Raymond Jaquot, le dernier des toupilleurs
Raymond Jaquot, le dernier des toupilleurs

Raymond Jaquot : portrait du dernier toupilleur lyonnais

Témoignages 1 commentaire

C’est à douze ans que Raymond Jaquot, fils de commerçants, a sa première fascination pour le bois : il visite avec sa famille le musée de Brou à Bourg, lorsqu’il tombe en admiration devant une crédence gothique finement sculptée.

I l le sait, il deviendra sculpteur sur bois. Il entre alors à l’école de l’abbé Boisard à 14 ans et, le premier jour, il se coupe un doigt ! Le métier est dangereux et demande de l’habileté. On est à une époque où l’on ne prend pas en compte les désirs des enfants et il se retrouve orienté vers… l’ébénisterie. Il ne sera pas sculpteur, mais ébéniste. Bien sûr, il utilise la toupie pour ses moulures et s’y montre particulièrement habile.

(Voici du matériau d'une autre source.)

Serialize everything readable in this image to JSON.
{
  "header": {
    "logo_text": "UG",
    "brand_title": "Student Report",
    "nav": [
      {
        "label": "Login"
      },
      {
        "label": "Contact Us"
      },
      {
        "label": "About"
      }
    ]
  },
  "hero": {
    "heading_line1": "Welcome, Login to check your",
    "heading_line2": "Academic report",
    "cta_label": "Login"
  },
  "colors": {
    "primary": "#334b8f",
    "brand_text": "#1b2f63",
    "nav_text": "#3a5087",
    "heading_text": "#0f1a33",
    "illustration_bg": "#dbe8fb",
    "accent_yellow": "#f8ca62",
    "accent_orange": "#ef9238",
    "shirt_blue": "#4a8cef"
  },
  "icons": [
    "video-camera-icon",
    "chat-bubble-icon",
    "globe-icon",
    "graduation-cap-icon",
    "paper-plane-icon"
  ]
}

Son appétit de voir les meubles des grands ébénistes est immense : « Ma déception pendant ma formation est de ne pas être allé au musée. » Il se rend seul au Louvre à 20 ans et il est tellement ému de voir les commodes de Boulle, les pièces de Carlin (son préféré) et de Riesener qu’il se « découvre » devant elles ! Mais elles sont en piteux état : sales, abandonnées, les plus belles marqueteries se décollent ! Il est désespéré. Au musée, il retournera des centaines de fois pour observer, dessiner, mesurer et reproduire.

La perfection, la droiture, tels sont les maîtres-mots de Raymond Jaquot.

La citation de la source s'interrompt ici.